Given my lack of expertise in things Chinese, why do I think I know this? Because it’s a replay of the show we saw a decade ago in the United States. It’s called the housing bubble.

You remember the housing bubble, don’t you? Millions of Americans got it into their heads that it was a great idea to hock themselves up to their eyeballs to buy houses they couldn’t afford. They knew — or thought they knew — that house prices would only go up, because they had been going up for years.

It also meant that if people already owned houses whose value exceeded the mortgage on them, it was smart to borrow out their equity, live above their means, maybe buy another house or two, and watch housing prices keep on rising and making them rich.

Reading articles about average or nearly poor Chinese people borrowing heavily to buy stocks reminds me of what we used to see in the United States at the height of the housing bubble: average people taking on tons of debt, getting rich on paper (briefly) as the value of what they owned rose — and suddenly getting clobbered when prices fell sharply.

The parallels aren’t perfect, but they’re pretty close. The Chinese stock bubble was more extreme, and hundreds of millions of new suckers were snookered. The U.S. housing bubble drew in far fewer people — if only because the United States is a smaller market and because you couldn’t really buy a house online the way that Chinese suckers could buy stocks.

In the Chinese and U.S. cases, the governments stepped in to try to mitigate the panic and to stop the financial systems from melting down.

In China, the government got banks to buy stocks to prop up the market and is now buying stocks directly. (An aside: After all these years of privatizing, wouldn’t it be ironic for the Chinese government to end up owning major institutions all over again?)

In the United States, the Treasury and the Federal Reserve made about $13 trillion of cash and loan guarantees available to prop up the system. And these days, Uncle Sam, through his captive mortgage finance firms Fannie Mae and Freddie Mac, buys the vast majority of new mortgages that come on the market when originators decide to sell them.

Most average people in the United States who fell prey to the housing bubble were left pretty much on their own to cope with the financial wreckage of their lives. And they didn’t cope particularly well, because who could?

But big, powerful institutions were propped up through direct stock purchases by the government and the Fed’s zero-interest-rate policy.
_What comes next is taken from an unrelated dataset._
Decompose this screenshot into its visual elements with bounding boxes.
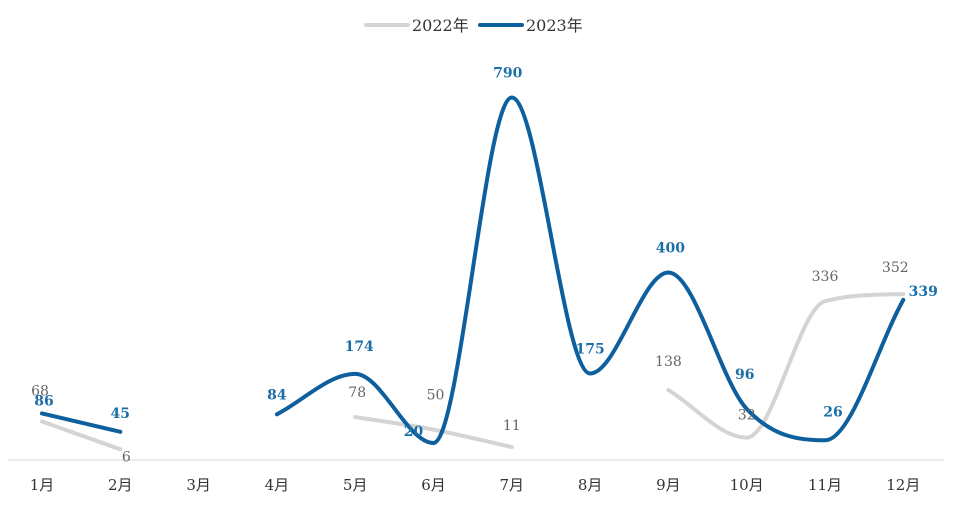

Shareholders in most cases suffered heavy losses relative to peak bubble levels, but the firms are mostly still alive, the government has sold its stock in them, and they’re free to pursue their destiny, subject to new regulations.

The institutions and some of their top executives are upset about the new rules, and some of their complaints are justified. But when you look at the big picture, these institutions are alive and well in the financial sense — as opposed to the millions of average people who lost their homes and their life savings and are struggling to survive.

These firms got bailed out not because of some nefarious government plot but because the government didn’t dare let major financial institutions go into uncontrolled collapse. Given the fragility of the financial system at the time, the collapse of a major, major player could have caused “cascading failures” and ushered in Great Depression 2.0.

The same thing, I’m sure, is going to happen in China. The government will do whatever needs to be done to keep giant, powerful financial institutions alive rather than risk a total financial meltdown.

The institutions may be publicly shamed and their CEOs pilloried as a sop to the masses. But the institutions will survive. And the various big hitters and princelings (children of China’s top leaders) and other connected and powerful people may suffer a bit but will emerge substantially intact.

Meanwhile, the average Chinese stock-market suckers who bet the moon on stocks that neither they nor anyone else understood are going to be left to sink or swim. And most of them will sink.

This isn’t nice, and it isn’t pretty. It’s how the U.S. housing bubble played out, and it’s how most bubbles that snooker the masses play out. You can take it to the bank. Which, you can be sure, will still be open as long as it’s big enough for the government not to let it fail.